本人確認の未来はデジタル・ウォレットと連動するか?
ニュース原文:
AU10TIX社CEOのインタビュー記事
AU10TIX社は過去にekycソリューションを提供している企業です。
日本でもekycが法的な効力を持つ本人確認手法として確立してから急激に広がり、誰もが一度は体験したことのある本人確認の手法となっています。
AU10TIX社はUberやX, Tiktokのような大手デジタルサービスでも導入されていました。
しかし、その未来はDID/VC、デジタルIDによる本人確認によって危ぶまれています。
XやUberにサービス提供をしているAU10TIX
AU10TIXはekycシステムなどをXやUberのようなプラットフォーマーに対して提供しています。
インシデントなどがありつつも、本人確認領域において飛躍した企業と言えます。
デジタルアイデンティティウォレットの襲来に備える
eIdasの取組みなど、ウォレットプロバイダーが本人確認の事情に到来してくることに対して、彼らのようなプロバイダーがどうするべきか、といった内容がインタビュー記事では書かれています。

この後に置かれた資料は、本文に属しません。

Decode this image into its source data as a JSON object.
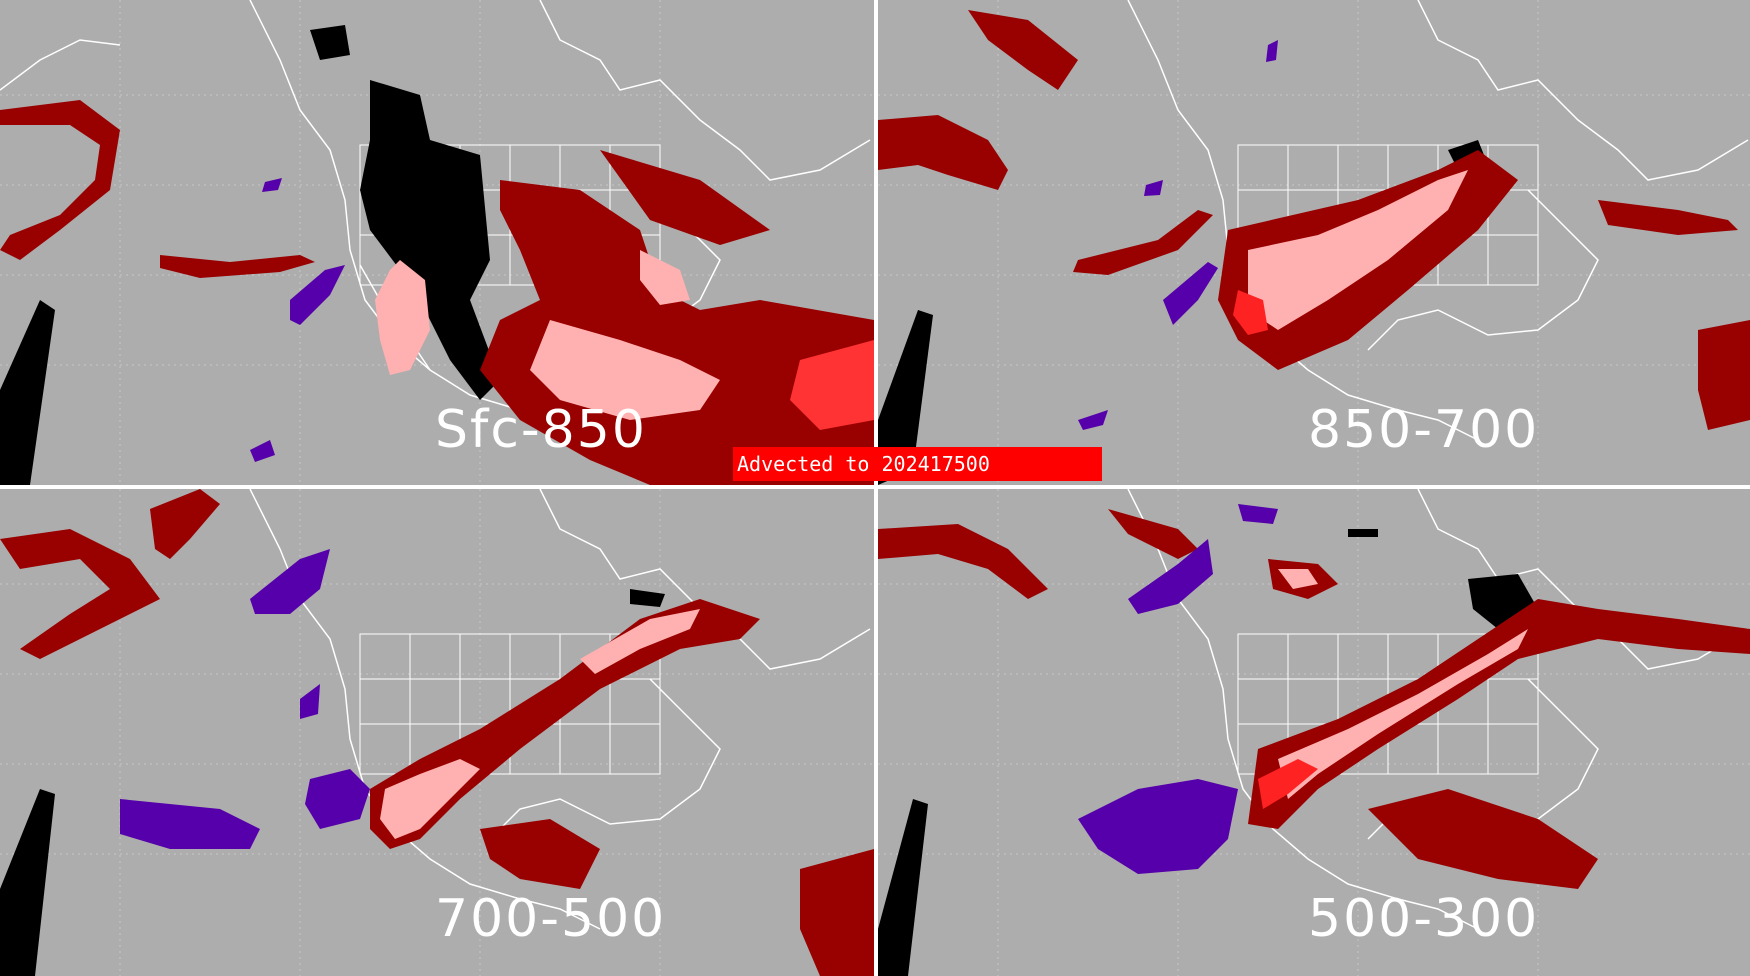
{
  "banner": {
    "prefix": "Advected to",
    "value": "202417500"
  },
  "panels": [
    {
      "label": "Sfc-850"
    },
    {
      "label": "850-700"
    },
    {
      "label": "700-500"
    },
    {
      "label": "500-300"
    }
  ],
  "colors": {
    "background": "#adadad",
    "dark_red": "#990000",
    "pink": "#ffb0b0",
    "bright_red": "#ff0000",
    "purple": "#5500aa",
    "black": "#000000",
    "outline": "#ffffff",
    "banner_bg": "#ff0000"
  }
}
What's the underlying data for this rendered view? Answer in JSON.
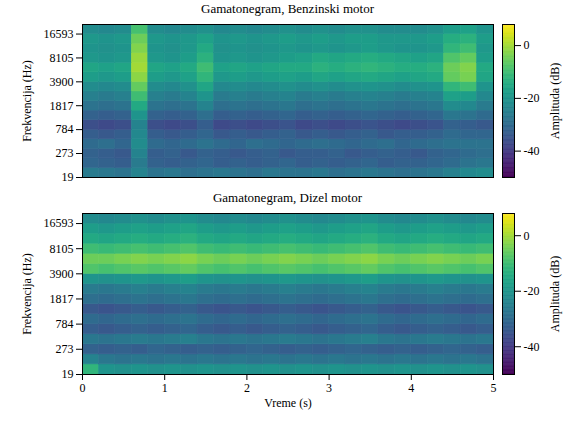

結論めいたものはもちろん書かれていませんが、彼が考える生き残るための要素が語られていました。
進化の一部に過ぎないのかは明確ではない
デジタルウォレットは、支払いと資格情報管理の簡便性を提供し、消費者の期待に応えています。
しかし、最終的にアイデンティティ検証の完全な解決策となるのか、それとも進化の一部に過ぎないのかは明確ではない
googleやapple walletは支払いという用途においては革新的なサービスでした。
実際、利用しているスマホにほぼ強制的に入っているアプリが決済機能を持っているので、意識せずに利用を開始しているユーザーが多いかと思います。
彼らが果たして、このDID/VC, eIdasなどの流れに乗じて、本人確認領域まで入ってくるのか。
そして、ウォレットによる本人確認が適切な解決策なのか。
これらはまだ未定であるといっています。
ウォレットを使った本人確認が適切かどうかは置いておいて、間違いなく大きな流れはあるのは事実かなと思うので、彼らのようなプロバイダーは間違いなく準備が必要だろうと思われます。
彼らのHPにもreusable id solutionという事業があるので、準備(というかプロダクトリリースしてる)は進めているのだと思います。
データのセキュリティと信頼性
デジタルウォレットが普及するにつれ、個人データや取引情報が集中管理される傾向が強まります。この状況下で、データのセキュリティと正確な検証プロセスを確立する重要性が増しています。
彼らがこれまで提供してきた本人確認領域における知見はいまだに有効である。
そして、中央集権的な管理を嫌う流れからするとビッグテック的な企業にその領域を丸投げするというのは難しい、といったことなのでしょうか。
恐らく、本人確認というレイヤーにおいてもユーザーに選ばれてしまえばおしまいではあるので、中央集権が良くないという流れがあったとしても、利便性が勝利するような印象は受けます。
一方で、データのセキュリティや正確な検証プロセスを確立する必要があるというのはその通りで、便利なサービスがあったとしても、それを正しく実装する必要性はあります。
そういった意味で、ビッグテックが確立してしまった本人確認手法をインテグレーションするような生き残り方はあるのかもしれません。
伝統的な手法は今後も有用
アイデンティティ検証プロバイダーは、ビッグテックとの競争ではなく、彼らのシステムを補完する形で価値を提供すべきと述べています。伝統的なID検証プロセスや正確なデータキャプチャは、今後も基盤として必要です。
先ほどの、インテグレーションで生き残るという部分にも関連するかもしれませんが、こういった従来の方式が有用という点もあげられるのでしょう。
まさにekycが法律で認められていたので、その手法は残り続ける一方で、ウォレットによる認証も行われるという世界でしょうか。
ekycに関しては偽造リスクなどが懸念されて久しいですが、その当たりの社会的な流れとの兼ね合いも発生します。
ということで、既に海外ではデジタルアイデンティティウォレットの到来が本人確認市場のプレイヤーを脅かす存在になっているのですね。